Oldhafer/von Hahn: Is Preoperative Bismuth-Collette Staging of Perihilar Cholangiocarcinoma Important when Planning Resection?
Arvanitakis
High-quality cross-sectional imaging before resection is the single most crucial step in the diagnostic algorithm. Depending on institutional expertise, this may be accomplished with thin-slice, high-resolution computed tomography (CT) or magnetic resonance imaging/magnetic resonance cholangiopancreatography (MRI/MRCP) [1]. Whereas CT with contrast is highly accurate in determining vascular invasion, local lymph nodes and distant metastasis, MRI with MRCP provide a clearer delineation of the intrahepatic extension of the tumor within the bile ducts, and therefore a precise staging according to Bismuth-Collette [2]. The above staging describes the extent to which the common hepatic duct, duct confluence, and left and right ducts are involved by tumor. Although this classification is important to determine the operative strategy (tumor local excision with or without extended liver resections), it should be combined with assessment of vascular involvement, lobar atrophy, the presence of the nodal and extraregional metastasis, and clinical information such as the presence of jaundice and performance status when planning resection [3]. Finally, a multidisciplinary approach and discussion are indispensable to optimize management.
Nagino
As you know, Bismuth classification is not “staging” system, just indicating the main tumor location. Operative planning should be made considering tumor extension, individual anatomy, vascular involvement, liver function, etc. Bismuth classification is widely disseminated in the world, and useful to understand the tumor location, but if I'm forced to say, it is not so important when planning resection.
Torres
Yes, I do routinely.
Oldhafer/von Hahn: Do you See a Role for Cholangioscopy in the Diagnostic Workup?
Arvanitakis
Single operator cholangioscopy can allow direct visualization of the biliary epithelium and targeted biopsies of biliary lesions thereby increasing the diagnostic yield of tissue sampling in patients with indetermined strictures, to avoid unnecessary surgical resection. For visual impression and targeted tissue biopsies, previous meta-analysis demonstrated, respectively, a sensitivity of 90 and 60% with a specificity of 80 and 98% [4, 5]. These values will probably improve with the digital version of the cholangioscope, which provides higher quality imaging [6], as well as with the use of defined terminology [7]. Furthermore, in selected cases, cholangioscopy can provide information on the tumor extension of extrahepatic cholangiocarcinoma, to define the type of resection [8]. Nevertheless, cholangioscopy requires access to the biliary tract through ERCP and may lead to cholangitis; therefore, careful weighting of advantages and risks is important.
Nagino
No! Surely the most up-to-date cholangioscopy may offer beautiful images, leading to good understanding of tumor nature, especially for papillary tumor. Cholangioscopy is not necessary for invasive infiltrating tumor which is predominant in perihilar CC. I think it is less likely cholangioscopy can increase diagnostic accuracy of tumor extension, and, in turn, improve patient survival after resection.
Torres
No, we have SpyGlass only in the private hospital. Then, we decided to use it selectively, for patients that we need biopsy for better definition of surgery. In the public hospital, we do not have SpyGlass.

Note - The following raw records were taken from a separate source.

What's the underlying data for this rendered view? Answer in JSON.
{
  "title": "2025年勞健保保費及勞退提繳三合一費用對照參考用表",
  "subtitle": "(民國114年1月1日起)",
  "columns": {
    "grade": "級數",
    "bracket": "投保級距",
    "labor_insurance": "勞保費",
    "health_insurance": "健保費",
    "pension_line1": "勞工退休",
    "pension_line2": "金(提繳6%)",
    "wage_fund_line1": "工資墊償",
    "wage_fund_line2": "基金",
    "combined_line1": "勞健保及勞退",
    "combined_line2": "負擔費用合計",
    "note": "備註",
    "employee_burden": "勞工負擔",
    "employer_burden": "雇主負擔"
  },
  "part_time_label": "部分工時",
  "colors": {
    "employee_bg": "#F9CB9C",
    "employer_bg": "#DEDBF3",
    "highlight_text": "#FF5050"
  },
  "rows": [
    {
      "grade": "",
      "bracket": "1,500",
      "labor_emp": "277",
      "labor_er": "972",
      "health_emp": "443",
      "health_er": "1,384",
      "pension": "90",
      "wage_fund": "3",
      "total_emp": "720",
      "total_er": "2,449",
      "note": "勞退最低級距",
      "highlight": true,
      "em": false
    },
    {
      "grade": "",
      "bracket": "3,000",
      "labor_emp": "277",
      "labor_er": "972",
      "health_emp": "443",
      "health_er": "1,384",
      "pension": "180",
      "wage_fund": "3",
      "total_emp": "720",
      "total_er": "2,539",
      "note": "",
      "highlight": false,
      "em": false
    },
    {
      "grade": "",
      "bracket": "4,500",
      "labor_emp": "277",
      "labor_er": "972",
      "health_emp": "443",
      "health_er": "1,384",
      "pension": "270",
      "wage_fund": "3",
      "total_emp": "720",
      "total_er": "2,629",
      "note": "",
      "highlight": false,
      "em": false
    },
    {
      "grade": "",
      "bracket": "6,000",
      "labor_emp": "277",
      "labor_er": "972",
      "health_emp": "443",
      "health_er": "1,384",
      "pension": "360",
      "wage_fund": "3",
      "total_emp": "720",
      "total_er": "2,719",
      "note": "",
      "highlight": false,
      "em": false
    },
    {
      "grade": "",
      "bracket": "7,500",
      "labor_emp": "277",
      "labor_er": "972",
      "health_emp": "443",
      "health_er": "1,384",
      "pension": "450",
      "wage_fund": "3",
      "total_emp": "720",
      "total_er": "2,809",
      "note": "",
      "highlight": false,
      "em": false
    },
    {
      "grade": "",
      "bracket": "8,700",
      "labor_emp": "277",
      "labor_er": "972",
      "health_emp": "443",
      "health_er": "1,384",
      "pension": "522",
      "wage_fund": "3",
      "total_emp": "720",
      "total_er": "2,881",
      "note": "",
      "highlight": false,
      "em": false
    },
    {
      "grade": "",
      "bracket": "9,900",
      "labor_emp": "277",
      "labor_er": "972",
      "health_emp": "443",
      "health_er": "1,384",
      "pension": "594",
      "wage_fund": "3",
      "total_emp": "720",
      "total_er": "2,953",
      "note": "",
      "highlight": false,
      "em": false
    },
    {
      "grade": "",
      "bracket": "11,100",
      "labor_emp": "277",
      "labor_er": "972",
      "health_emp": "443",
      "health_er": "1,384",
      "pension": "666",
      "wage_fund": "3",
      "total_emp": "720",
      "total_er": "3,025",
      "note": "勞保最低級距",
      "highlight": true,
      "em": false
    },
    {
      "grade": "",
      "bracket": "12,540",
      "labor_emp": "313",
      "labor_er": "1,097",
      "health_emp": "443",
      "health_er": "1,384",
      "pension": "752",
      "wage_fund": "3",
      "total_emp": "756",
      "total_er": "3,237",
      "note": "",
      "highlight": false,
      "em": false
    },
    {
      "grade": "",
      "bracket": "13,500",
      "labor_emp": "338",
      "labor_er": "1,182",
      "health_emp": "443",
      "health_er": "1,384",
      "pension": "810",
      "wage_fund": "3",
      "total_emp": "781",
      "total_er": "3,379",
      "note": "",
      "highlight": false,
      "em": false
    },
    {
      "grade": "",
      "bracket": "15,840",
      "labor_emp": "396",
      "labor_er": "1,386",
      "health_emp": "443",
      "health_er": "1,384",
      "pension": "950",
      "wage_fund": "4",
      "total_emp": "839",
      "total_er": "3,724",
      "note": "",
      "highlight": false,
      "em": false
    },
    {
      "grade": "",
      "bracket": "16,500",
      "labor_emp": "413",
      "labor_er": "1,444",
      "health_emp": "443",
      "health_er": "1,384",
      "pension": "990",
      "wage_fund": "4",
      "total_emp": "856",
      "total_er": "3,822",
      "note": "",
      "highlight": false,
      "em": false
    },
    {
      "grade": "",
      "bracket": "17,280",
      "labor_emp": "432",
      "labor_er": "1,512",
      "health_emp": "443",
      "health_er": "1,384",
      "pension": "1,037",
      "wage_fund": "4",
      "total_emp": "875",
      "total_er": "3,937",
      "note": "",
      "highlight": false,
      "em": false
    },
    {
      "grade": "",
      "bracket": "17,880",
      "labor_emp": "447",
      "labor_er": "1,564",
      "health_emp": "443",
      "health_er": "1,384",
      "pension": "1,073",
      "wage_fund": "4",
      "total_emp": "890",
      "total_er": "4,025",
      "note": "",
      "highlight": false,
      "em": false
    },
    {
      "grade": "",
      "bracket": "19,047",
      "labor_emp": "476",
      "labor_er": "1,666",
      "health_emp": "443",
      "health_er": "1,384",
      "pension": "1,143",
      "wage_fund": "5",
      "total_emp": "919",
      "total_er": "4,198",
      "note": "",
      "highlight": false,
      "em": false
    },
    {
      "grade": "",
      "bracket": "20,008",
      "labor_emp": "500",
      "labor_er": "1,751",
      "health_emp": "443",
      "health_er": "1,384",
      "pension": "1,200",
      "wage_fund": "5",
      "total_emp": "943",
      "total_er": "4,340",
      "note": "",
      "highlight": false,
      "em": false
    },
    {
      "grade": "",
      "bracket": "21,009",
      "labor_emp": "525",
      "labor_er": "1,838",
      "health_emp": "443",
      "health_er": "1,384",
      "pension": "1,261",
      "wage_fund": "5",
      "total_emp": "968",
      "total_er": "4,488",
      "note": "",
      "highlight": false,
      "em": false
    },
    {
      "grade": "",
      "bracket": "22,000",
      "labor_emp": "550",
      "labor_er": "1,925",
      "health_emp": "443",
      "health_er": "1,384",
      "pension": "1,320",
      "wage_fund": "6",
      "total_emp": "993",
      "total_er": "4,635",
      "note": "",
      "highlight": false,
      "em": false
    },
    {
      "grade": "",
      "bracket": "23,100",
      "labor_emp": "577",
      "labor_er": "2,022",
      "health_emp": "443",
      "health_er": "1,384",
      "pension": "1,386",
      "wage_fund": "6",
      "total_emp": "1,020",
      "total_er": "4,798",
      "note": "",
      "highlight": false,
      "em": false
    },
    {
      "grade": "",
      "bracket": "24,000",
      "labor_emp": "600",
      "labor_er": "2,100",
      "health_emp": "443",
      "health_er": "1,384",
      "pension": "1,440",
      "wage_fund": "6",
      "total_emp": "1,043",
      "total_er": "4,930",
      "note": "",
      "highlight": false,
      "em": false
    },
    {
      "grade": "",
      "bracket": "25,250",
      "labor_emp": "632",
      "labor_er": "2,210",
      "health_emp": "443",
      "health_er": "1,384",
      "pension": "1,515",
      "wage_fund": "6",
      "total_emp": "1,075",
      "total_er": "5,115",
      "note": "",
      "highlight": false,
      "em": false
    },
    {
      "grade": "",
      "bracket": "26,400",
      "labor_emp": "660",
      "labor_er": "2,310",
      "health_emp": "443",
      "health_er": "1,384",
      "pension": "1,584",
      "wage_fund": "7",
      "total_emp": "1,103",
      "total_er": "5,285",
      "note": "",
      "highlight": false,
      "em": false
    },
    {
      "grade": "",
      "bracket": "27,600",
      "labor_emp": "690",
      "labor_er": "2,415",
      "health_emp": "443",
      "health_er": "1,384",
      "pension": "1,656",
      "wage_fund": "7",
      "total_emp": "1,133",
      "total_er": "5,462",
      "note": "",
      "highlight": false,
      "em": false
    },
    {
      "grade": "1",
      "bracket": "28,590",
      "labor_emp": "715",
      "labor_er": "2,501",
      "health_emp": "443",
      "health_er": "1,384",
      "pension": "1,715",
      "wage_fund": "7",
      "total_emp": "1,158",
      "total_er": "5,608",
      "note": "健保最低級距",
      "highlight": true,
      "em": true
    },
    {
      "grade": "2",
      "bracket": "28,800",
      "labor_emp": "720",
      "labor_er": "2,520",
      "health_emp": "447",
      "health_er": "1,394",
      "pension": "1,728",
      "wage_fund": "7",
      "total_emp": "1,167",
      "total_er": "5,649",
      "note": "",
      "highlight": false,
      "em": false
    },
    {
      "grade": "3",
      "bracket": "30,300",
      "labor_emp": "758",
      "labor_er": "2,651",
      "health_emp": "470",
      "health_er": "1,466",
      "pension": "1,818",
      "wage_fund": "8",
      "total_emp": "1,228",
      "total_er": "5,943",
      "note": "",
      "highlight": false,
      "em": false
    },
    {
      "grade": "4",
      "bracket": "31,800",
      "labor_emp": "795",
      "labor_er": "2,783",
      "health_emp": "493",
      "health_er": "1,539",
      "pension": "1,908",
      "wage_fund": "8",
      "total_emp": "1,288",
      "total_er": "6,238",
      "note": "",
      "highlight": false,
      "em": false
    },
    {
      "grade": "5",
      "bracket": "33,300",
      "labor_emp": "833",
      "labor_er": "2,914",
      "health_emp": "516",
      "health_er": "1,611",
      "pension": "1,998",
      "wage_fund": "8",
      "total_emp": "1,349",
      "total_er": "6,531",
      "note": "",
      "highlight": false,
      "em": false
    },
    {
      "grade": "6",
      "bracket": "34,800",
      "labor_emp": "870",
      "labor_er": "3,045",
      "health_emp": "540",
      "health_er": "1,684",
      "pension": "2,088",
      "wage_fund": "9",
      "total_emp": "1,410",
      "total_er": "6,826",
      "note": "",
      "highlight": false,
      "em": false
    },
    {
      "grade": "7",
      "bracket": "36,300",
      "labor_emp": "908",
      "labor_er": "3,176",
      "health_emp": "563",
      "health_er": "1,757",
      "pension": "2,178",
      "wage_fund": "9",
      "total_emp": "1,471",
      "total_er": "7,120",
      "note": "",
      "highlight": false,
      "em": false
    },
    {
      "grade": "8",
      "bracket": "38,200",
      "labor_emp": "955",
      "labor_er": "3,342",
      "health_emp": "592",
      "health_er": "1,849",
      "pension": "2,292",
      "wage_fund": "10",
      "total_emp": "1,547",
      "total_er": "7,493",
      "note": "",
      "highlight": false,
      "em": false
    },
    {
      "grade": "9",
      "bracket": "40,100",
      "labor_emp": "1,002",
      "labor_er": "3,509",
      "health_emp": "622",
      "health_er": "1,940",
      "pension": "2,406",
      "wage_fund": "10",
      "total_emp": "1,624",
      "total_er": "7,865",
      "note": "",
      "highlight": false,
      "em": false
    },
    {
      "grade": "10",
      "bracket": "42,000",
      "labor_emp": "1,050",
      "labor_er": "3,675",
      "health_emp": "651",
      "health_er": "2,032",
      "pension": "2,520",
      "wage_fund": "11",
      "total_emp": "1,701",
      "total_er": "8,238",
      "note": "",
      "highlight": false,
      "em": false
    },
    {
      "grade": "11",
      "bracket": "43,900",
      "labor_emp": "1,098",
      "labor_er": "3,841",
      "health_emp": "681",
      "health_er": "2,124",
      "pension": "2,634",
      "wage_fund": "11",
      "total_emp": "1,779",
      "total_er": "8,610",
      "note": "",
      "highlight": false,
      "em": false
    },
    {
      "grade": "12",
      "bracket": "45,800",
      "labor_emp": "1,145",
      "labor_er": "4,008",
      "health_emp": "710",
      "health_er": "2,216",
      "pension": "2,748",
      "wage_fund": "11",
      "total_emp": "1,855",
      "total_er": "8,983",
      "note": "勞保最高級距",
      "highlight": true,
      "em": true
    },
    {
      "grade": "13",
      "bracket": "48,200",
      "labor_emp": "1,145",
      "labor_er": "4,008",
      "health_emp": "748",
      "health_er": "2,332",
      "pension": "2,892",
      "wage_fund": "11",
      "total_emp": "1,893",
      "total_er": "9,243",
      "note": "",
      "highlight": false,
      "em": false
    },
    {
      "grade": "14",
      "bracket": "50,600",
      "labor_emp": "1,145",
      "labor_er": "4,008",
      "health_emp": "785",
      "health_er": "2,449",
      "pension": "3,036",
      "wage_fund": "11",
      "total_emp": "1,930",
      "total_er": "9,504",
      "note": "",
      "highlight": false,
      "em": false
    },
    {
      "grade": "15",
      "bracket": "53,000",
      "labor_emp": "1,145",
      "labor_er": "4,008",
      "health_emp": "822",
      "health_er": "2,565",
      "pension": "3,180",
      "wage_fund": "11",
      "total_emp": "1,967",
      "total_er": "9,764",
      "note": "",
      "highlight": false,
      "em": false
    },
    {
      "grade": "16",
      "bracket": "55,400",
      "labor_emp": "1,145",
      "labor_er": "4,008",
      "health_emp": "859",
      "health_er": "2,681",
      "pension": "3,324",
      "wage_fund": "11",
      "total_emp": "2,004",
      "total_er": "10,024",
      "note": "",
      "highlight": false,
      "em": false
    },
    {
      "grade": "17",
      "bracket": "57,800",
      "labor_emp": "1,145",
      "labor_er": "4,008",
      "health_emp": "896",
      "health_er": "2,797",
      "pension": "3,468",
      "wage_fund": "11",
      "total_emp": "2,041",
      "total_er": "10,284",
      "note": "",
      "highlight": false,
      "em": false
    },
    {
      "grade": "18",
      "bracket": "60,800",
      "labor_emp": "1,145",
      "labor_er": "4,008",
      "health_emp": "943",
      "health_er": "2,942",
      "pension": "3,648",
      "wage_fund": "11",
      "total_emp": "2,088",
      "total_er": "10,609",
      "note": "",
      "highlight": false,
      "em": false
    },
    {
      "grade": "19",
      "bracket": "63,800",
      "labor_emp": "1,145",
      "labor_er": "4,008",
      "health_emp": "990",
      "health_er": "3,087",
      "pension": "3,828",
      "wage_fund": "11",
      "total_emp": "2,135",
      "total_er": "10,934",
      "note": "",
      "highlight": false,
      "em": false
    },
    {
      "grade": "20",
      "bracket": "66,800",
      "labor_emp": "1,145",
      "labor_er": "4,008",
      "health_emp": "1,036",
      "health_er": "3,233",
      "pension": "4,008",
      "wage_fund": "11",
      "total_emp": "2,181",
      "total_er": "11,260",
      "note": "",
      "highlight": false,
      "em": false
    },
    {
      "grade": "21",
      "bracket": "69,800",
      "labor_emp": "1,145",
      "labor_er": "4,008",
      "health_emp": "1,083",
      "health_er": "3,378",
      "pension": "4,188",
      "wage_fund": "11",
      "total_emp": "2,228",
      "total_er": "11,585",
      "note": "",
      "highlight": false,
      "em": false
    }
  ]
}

Oldhafer/von Hahn: How Is Your Timing of MRCP in the Diagnostic Workup?
Arvanitakis
As mentioned earlier, MRI and MRCP is an important tool for staging. MRCP should be performed before any endoscopic or radiological intervention because the presence of stents can hinder correct interpretation of imaging [1, 3, 9, 10]. Furthermore, MRCP is crucial to plan biliary drainage if required, after discussion in a multidisciplinary setting.
Nagino
I prefer MDCT rather than MRI. In Nagoya University, MRI is not performed in most cases.
Torres
At the beginning of the evaluation.
Oldhafer/von Hahn: Is a Bismuth-Corlette Stage IV Patient Still Non-Resectable?
Arvanitakis
Currently, contraindications for surgical resection in patients with hilar cholangiocarcinoma include: (1) bilateral tumor extension involving left and right secondary biliary radicles (Bismuth-Corlette stage IV); (2) unilobar involvement with encasement of contralateral portal vein or hepatic artery; (3) bilateral vascular involvement; (4) distant metastases; (5) underlying liver disease (advanced fibrosis, cirrhosis); (6) future liver remnant <20–30% and no or poor response to portal vein occlusion; and (7) severe comorbidities [11]. Indeed, patients with Bismuth-Corlette stage IV have advanced disease, and extensive resection is required to obtain an R0 margin. This is reflected in poor surgical outcome, characterized by high morbidity and mortality (76 and 19%, respectively), as well as low 5-year survival rates reported in previous series [12]. Nevertheless, in well-selected candidates, recent publications show an improvement in outcome when surgery is performed in expert centers [13]. This remains to be confirmed. Another emerging surgical approach that can be discussed in these patients is liver transplantation used in combination with neoadjuvant chemoradiotherapy [3].
Nagino
Torres
No. In selected cases, stage IV is resectable after MDT evaluation.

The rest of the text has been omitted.